With twenty-five minutes remaining the game was in the balance, the three points on offer a far more important prize for the men in blue. But another set-piece from the left saw Forest regain the lead: the ball was whipped in towards the far post, the Harrow keeper straining to turn the effort onto the bar only for it to be returned with force by an acrobatic volleyed shot from the penalty spot, the Forest striker twisting to get his knee over the ball with superb technique, the ball rocketing over McGuinness but just under the crossbar. The Harrow keeper then kept his side in the game with a fine save to deny a one-on-one moments later.
Firoozan had seen enough and re-introduced Taylor in a final bid to earn something from the game. The visitors enjoyed plenty of possession but continued to lack a cutting edge, too often play breaking down inside the Forest half. As time ticked down it was increasingly difficult to spot just where an equaliser might arrive from. But with 88 minutes on the clock, a glorious opportunity presented itself.

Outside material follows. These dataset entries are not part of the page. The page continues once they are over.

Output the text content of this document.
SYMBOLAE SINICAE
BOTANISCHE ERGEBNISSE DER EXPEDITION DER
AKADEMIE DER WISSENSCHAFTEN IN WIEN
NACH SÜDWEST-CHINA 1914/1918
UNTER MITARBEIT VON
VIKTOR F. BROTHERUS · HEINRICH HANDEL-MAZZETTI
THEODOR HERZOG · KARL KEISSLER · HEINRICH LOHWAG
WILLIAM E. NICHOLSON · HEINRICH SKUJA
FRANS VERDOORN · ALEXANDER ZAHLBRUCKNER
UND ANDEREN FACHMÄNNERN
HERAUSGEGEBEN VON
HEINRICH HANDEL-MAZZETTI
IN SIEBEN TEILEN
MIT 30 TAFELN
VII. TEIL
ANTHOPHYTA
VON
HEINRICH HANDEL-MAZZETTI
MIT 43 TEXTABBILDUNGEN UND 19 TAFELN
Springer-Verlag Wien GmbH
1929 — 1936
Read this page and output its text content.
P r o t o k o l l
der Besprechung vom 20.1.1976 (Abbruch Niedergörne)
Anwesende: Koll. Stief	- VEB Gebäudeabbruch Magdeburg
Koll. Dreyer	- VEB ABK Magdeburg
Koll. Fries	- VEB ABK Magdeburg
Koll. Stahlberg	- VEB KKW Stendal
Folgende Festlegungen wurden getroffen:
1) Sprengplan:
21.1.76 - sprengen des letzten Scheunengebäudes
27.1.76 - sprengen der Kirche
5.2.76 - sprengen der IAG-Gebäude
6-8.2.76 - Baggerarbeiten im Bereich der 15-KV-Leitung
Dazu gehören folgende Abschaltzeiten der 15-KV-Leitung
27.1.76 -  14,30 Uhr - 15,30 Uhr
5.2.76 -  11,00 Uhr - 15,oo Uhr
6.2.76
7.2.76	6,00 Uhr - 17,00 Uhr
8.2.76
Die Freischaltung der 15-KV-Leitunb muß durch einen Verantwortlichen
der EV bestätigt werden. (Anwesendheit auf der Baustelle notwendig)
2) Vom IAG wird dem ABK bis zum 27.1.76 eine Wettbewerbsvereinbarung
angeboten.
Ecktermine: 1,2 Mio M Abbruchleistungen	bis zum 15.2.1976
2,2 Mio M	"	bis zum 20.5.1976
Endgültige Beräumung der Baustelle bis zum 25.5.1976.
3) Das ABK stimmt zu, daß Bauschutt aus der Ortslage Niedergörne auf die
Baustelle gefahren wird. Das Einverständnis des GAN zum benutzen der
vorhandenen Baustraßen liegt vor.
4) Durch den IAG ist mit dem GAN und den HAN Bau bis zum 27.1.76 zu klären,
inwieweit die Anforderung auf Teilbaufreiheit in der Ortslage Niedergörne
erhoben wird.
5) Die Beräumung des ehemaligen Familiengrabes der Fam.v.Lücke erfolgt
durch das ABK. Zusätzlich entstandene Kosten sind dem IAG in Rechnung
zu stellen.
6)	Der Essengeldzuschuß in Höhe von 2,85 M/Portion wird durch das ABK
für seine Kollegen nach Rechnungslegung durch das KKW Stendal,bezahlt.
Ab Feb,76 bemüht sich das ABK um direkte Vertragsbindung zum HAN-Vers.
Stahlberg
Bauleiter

A free-kick midway inside the Forest half was curled into the box but the defensive header out was a weak one, the ball landing on the penalty spot at the feet of Barr. Unfortunately he snatched at the shot, the ball screwed wide before cannoning into a Forest leg and flying over the bar.
The Blues compounded their frustration in the final minute with a crazy decision to play short from a corner, trying to work space out wide only to have their pockets picked. With everyone up for the attack, two Forest players broke down the left and completed the simple enough task of drawing the keeper and tapping into an empty net. It was the final kick of the game.
Despite the defeat, spirits remained high in the Harrow camp after the game, with acknowledgement that their final two performances of the season had probably been their best – it’s amazing what can be achieved with strong, consistent availability. Indeed, the praise from the Forest side was equally effusive, manager Billy Jenkins confirming it had been one of Forest’s toughest fixtures all season.
Nevertheless, the cold hard facts remain that far too often this season it has been a real struggle for skipper Dan Firoozan to name a competitive squad and there is still a chance the side will be punished for this lack of commitment with a second successive relegation. If the Blues survive, and this won’t be known until April 15th at the earliest when the Salopians and Berkhamstedians next play, a stronger showing next season must be demanded.